La idea del amor romántico surgió de un eco filosófico tanto platónico como aristotélico literariamente derivado del poeta romano Ovidio y sus Ars Amatoria. Nótese que en la antigua Grecia la mujer estaba destinada a las tareas del hogar y al servicio del hombre, y por lo tanto no existía el respeto o sentimiento de consideración para con ella (recordemos que la Atenas de entonces no carecía en este sentido de sus propias contradicciones.
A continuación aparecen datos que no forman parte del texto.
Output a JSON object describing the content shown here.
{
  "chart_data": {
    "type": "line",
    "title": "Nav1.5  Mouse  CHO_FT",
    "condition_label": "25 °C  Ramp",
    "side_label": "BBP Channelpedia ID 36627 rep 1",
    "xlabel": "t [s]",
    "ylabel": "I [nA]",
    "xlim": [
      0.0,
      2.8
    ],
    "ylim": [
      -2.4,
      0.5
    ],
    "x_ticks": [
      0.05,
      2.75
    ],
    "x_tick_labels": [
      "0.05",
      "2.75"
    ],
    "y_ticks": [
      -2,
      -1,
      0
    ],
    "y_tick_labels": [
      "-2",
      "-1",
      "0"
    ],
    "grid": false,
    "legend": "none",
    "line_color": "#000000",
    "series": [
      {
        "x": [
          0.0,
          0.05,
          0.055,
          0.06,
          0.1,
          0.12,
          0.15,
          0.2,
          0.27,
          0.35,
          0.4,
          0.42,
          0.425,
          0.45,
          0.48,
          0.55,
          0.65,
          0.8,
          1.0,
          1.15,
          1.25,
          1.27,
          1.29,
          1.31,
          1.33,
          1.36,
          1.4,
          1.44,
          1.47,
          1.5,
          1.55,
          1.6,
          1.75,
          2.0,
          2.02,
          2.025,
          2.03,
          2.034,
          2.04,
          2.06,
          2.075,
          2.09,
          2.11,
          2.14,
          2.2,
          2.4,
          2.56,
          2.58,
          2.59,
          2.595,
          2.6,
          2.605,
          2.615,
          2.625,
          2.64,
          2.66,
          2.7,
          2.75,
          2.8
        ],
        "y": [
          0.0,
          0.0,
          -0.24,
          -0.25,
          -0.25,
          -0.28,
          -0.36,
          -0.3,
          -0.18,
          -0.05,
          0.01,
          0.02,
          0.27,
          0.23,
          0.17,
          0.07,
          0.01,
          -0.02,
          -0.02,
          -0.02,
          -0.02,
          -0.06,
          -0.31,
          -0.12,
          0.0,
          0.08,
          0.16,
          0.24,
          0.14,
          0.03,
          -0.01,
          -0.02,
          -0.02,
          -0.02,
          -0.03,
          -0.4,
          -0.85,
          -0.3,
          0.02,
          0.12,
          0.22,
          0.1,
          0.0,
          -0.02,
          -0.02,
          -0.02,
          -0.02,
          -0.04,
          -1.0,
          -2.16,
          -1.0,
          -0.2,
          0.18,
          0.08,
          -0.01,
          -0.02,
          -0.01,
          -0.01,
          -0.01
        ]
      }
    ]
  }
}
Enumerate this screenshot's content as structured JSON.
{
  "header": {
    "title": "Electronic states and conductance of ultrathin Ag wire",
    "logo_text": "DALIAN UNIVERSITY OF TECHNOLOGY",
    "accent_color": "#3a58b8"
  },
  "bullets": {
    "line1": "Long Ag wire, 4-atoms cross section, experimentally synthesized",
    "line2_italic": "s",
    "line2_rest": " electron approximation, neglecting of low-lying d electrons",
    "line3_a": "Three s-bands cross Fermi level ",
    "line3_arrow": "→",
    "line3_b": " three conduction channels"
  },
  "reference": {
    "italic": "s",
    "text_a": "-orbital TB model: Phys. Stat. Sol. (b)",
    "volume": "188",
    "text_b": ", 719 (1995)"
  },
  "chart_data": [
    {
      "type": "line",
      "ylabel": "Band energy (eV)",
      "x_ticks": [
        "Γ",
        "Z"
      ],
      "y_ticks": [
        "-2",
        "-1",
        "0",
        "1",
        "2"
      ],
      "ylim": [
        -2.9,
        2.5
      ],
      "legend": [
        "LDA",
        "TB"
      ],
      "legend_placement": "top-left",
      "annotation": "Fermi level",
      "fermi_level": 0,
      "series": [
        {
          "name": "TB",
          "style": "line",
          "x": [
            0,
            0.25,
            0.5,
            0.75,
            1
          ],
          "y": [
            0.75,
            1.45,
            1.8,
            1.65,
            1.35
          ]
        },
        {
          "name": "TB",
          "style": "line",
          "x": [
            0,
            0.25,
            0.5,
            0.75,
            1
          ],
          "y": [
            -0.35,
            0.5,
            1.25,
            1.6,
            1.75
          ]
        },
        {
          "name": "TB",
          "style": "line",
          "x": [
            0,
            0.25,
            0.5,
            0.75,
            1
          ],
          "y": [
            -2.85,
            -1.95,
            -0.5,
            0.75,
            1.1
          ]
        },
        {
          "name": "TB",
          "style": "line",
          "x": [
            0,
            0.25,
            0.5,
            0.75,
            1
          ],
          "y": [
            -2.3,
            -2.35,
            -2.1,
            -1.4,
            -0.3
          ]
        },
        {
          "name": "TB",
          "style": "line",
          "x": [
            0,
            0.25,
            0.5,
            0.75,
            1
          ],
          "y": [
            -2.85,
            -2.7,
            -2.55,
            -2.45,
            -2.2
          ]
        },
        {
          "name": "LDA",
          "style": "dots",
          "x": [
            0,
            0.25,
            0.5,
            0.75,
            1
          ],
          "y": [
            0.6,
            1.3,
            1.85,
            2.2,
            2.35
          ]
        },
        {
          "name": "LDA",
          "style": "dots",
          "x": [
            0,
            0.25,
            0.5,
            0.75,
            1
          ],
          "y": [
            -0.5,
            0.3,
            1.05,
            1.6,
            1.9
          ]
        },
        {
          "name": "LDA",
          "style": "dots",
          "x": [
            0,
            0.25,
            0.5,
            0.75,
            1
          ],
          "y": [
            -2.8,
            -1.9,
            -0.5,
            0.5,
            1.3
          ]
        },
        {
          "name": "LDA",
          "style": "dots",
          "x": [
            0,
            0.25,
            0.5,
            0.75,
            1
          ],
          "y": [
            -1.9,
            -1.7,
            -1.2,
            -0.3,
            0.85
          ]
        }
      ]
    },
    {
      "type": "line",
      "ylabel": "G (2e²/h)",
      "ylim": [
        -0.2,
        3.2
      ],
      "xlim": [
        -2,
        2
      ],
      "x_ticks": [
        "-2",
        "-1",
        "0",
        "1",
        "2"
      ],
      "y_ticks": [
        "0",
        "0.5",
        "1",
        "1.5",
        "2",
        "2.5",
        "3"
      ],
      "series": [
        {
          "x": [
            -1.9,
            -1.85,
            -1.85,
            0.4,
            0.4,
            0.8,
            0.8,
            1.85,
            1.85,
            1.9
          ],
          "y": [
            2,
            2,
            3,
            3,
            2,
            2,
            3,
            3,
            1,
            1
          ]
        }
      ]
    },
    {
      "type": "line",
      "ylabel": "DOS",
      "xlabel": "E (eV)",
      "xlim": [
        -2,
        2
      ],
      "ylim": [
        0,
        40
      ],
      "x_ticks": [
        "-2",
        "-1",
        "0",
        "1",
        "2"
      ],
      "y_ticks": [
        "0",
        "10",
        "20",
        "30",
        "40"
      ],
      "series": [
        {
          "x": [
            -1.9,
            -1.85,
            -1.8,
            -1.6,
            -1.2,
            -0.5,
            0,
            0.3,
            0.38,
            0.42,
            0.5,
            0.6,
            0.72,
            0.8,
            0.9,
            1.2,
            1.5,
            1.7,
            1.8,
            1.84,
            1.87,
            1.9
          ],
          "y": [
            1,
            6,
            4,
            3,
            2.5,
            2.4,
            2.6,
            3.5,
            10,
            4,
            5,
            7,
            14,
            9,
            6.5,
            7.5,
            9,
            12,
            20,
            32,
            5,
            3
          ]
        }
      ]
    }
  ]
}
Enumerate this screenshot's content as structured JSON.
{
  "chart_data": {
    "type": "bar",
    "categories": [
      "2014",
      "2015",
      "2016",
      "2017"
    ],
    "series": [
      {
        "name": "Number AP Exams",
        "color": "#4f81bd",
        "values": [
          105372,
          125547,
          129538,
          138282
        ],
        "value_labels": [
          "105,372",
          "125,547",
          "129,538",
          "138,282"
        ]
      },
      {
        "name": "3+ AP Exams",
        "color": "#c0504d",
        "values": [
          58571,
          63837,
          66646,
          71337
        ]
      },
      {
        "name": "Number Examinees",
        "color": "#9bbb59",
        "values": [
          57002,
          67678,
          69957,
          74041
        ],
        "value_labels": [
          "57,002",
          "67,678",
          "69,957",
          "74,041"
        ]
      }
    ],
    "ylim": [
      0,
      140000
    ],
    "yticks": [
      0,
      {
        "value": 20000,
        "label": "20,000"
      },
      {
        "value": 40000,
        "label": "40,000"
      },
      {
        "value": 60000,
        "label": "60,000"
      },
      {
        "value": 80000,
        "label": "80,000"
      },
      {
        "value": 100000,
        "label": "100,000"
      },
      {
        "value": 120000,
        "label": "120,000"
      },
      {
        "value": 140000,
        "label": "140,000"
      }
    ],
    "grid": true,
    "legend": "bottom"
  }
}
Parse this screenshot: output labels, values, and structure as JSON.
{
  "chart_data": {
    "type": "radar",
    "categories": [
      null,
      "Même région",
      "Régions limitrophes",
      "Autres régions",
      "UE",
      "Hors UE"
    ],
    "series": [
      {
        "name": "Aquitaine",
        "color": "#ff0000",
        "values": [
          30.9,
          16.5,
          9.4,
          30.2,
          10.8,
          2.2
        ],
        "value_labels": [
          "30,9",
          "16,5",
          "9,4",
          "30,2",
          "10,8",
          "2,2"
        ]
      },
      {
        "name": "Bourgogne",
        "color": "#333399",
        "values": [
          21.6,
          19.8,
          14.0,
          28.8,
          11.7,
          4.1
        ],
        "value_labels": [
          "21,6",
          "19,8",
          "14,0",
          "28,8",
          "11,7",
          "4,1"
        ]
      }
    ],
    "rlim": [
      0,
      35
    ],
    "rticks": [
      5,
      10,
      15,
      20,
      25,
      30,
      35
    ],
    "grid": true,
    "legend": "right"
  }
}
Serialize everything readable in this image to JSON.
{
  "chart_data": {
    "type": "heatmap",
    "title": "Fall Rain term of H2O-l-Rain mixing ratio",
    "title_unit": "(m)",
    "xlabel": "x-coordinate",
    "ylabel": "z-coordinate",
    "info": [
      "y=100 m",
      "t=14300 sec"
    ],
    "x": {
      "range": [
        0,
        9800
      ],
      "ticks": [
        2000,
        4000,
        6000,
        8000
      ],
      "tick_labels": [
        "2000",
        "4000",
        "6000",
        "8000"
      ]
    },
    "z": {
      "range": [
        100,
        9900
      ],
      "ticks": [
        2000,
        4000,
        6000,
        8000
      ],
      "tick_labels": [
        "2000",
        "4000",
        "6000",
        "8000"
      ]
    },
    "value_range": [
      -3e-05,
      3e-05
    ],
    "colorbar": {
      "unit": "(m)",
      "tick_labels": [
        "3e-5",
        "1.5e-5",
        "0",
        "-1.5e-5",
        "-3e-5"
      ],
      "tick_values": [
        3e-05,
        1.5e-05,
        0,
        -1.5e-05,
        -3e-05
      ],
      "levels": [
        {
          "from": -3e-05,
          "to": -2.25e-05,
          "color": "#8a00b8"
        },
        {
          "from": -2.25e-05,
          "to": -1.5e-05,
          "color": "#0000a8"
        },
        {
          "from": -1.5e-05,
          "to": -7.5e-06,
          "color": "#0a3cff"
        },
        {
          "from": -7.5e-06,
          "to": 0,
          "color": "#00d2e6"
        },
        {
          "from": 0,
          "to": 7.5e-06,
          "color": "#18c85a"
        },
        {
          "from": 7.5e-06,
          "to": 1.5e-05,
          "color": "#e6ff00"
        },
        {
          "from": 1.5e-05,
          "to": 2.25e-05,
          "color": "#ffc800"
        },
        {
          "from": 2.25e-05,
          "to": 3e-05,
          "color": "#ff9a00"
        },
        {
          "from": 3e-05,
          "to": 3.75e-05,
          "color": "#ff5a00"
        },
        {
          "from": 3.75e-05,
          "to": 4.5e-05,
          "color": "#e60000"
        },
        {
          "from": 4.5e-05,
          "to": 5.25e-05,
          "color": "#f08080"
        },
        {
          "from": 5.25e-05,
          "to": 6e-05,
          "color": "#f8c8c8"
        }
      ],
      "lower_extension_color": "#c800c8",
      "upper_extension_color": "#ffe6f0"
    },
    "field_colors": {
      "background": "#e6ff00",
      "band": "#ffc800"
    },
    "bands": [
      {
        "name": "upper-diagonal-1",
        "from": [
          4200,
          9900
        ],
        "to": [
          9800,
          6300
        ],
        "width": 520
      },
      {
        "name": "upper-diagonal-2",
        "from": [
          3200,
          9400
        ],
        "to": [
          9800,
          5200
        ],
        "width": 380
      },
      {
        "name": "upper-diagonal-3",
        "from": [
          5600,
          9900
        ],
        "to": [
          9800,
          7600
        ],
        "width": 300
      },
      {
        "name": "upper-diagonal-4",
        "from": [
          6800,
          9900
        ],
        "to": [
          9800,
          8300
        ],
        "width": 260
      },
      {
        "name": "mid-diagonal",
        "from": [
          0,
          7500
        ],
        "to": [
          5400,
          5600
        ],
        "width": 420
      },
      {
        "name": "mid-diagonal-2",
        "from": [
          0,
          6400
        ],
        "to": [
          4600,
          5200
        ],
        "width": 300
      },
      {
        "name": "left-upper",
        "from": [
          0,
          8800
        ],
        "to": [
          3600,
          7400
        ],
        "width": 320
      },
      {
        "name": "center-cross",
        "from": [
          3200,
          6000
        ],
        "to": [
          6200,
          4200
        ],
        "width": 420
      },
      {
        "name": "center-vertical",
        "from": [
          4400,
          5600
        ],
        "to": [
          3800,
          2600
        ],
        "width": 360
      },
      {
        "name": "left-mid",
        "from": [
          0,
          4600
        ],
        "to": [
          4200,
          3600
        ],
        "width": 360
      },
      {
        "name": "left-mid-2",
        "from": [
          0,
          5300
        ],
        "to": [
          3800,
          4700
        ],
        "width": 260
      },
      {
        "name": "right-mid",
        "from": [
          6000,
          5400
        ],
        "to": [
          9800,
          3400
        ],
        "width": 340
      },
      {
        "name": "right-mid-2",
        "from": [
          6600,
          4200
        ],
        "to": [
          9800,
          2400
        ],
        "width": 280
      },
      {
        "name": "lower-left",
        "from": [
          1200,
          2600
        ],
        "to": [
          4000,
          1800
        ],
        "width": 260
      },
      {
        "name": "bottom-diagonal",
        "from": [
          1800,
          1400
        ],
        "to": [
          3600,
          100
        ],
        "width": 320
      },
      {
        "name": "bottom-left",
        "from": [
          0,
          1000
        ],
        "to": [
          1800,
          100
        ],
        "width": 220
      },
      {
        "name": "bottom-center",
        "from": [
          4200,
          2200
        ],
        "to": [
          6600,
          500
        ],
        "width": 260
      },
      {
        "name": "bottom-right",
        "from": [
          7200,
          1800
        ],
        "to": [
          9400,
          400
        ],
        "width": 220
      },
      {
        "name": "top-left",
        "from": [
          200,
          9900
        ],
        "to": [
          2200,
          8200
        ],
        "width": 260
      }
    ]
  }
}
Por un lado se ufanaba de la ateniense igualdad de derechos para todos los ciudadanos de la poli y por otro determinaban autoritariamente que los esclavos, los extranjeros y las mujeres no tenían ese privilegio simplemente porque no eran ciudadanos). El griego practicaba entonces el amor de si o el amor a la idea. Amaba la belleza de hombres y mujeres, pero no a esos hombres y a esas mujeres.
El amor medieval, en cambio, era motivado por un respeto profundo hacia la dama, por ejemplo, pero no debía ser consumado. Era etéreo y trascendental y activamente alimentado por actos de caballerosidad y galantería, en absoluto contraste con la tradicional persecución acosadora de los apasionados amantes enamorados.
Mas contemporáneamente asistimos a posturas encontradas con lo que los sentidos nos dicen sobre nuestro interior. El determinismo físico cree que el mundo se puede medir y determinar y por ende cada acontecimiento es la consecuencia de los componentes biológicos de la química del cuerpo humano. Por este mismo camino, los genetistas invocan la teoría de los genes que forman los criterios determinantes en lo sexual o en el tipo de elección romántica. Algunos neurobilogistas reducen todos los exámenes del amor a la motivación fisicoquímica del impulso sexual.